Style as Content and/or Form (the uniqueness of the literary work)

Style as Content and/or Form

Style as a content and form denotes that content (ideas or subject matter) and forms are two separate entities known as ‘dualism’. Style is ornamental in this sense because it arise only when aesthetic over turns are imposed on a hither to ‘pure’ semiotic content of a linguistic item. The content according to the view is constant while the form is the variable function. This concept is likened to palm kernel, the shell is synonymous to the form while the content is synonymous to the palm kernel nut. On the other hand, the conception of style as content or form known as ‘Monism’ stipulates that content or form are inseparable. It insists on the inseparability of content or meaning and form or surface realization. Both ‘how’ and ‘what’ are merged and are indistinguishable from the other for an ardent monist view of style. Roland Barthes (1971) asserts that style is an irreducible content. He likens a text to an onion consisting of layers ‘or levels or system whose body contains finally no heart, no kernel, no secret, no irreducible principle, nothing except the infinity of its own enveloped which envelopes nothing other than unity of its own surface” (31). According to Barthes, the text is not double or more exactly, the text in its entirety is only a multiplicity of forms without content.

For instance, the following poems by two distinct poets express their ideas in their unique way, in respect to style as content and/or form (Same ideas or Subject matter).

“Gentle Giants” – Amaka Azuike

“The macabre Dance”

Come my love

Come let us dance

The macabre dance

That dance befitting Kegities

In a congenial company

Doing their rituals; clad naked

Bodies glistering with talisman rounded their necks

Dancing till the break of dawn… (16)

The poet describes the act of sexual intercourse by two lovers as the macabre dance, she gives an invitation to her lover (Spouse) to come and dance the kind of dance likened to the kind of dance by the Kegities, the Gyratun, passion and pleasure derived during the dance. She uses her imaginative power to paint pictures in the mind of her readers.

Owemedimo .E. Iwoketok in her collection of poems titled Reminiscences writes on love.


Love, what are?

Sometimes you come like a flood

Consuming the soul, blurring.

Vision and opaquing imagination and reasoning

Are you weak? No!

For by your strength

Cities are leveled;

Nations are built…

Oh! That I May have a

Height to fall from

Than fall into the

Depth of love (14)

In the above poem, the poet’s confrontational, interrogative and demanding to understand what ‘love’ means. She describes love as flood, consumer of the soul, blurring visions, imagination and reasoning. The poet views love in lines 7-9 as strength, which is use in building and destroying of cities and nations. These distinctive personalities share the same ideas or have the same content embedded in their subject matter and have different ways of expression of form that is where content and form emerge.

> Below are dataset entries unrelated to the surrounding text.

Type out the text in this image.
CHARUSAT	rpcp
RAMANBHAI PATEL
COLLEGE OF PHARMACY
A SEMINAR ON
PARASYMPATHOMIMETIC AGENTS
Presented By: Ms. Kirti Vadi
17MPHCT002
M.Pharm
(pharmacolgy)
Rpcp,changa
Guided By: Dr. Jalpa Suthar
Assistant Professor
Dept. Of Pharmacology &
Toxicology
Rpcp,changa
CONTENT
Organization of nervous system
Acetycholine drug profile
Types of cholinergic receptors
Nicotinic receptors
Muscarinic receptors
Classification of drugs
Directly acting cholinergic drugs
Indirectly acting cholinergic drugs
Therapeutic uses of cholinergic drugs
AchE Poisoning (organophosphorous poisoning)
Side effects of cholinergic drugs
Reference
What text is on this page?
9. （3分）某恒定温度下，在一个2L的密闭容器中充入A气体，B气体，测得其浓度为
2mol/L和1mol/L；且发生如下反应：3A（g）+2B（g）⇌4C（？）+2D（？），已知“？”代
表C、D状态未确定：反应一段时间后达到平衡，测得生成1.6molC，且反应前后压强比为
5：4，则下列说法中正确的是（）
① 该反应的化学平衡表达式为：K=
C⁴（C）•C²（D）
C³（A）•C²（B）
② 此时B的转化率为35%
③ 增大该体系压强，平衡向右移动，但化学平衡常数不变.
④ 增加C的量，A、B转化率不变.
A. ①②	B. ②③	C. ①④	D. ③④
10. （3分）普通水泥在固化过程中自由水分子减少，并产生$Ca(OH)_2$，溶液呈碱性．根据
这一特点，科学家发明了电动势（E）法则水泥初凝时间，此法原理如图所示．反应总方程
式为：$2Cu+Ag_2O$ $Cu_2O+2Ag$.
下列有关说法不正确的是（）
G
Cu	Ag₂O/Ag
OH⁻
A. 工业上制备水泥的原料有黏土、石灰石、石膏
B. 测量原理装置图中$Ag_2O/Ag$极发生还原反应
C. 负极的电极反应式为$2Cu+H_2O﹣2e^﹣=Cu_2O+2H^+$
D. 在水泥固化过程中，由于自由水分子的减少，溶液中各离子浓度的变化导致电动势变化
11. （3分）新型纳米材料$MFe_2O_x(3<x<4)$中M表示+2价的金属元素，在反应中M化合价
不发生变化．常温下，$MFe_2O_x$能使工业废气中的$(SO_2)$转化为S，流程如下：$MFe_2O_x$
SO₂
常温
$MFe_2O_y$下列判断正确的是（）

Armah’s The Beautiful are not Yet Born, is all about corruption and decay that have eaten deep into the politick of Ghana. The vices are exemplified by the attempted bribery of the man by the timber contractor. The various sexual drawings on the wall of the lavatory show immorality or the level of moral decay obtainable in Ghana then. Armah used his contemporary locale of Ghana to paint a sordid picture of the horrendous cankerworm and graft that has eaten deep into the political and social landscape of Africa as a whole. In presenting the central idea of the work, Armah does not utilize the writing style of chronological plot. In other words, one story does not lead to another. There is a mix-up in the presentation of factual sense. Again, though the language is simple, it is raw, and could pose a problem of comprehension if one does not read in between the lines. Okoye’sMen without Ears, tells an absorbing story of men and some women who are society determinist or conformist. The author let her readers see the actions and feel the mood, reflections and thoughts of the characters through Chigo’s ‘eyes’. Chigo’s timidity and moral stand like that of the Man in Armah’s The Beautyful Ones serve the author’s deliberate ploy to expose ills and moral decadence in the society as a result of man’s insatiable quest for national wealth.

The general language of the text is simple, direct and straightforward. The simplicity of the language helps to look with pity and feel empathized by this obvious life of bribery and corruption, fake life, quest to acquire wealth either by hook or by crook and the plight of an upright man in such a morally bankrupt society.

Both Armah and Okoye share the same idea and subject matter but Armah sounds raw and harsh while Okoye subtly projects her themes.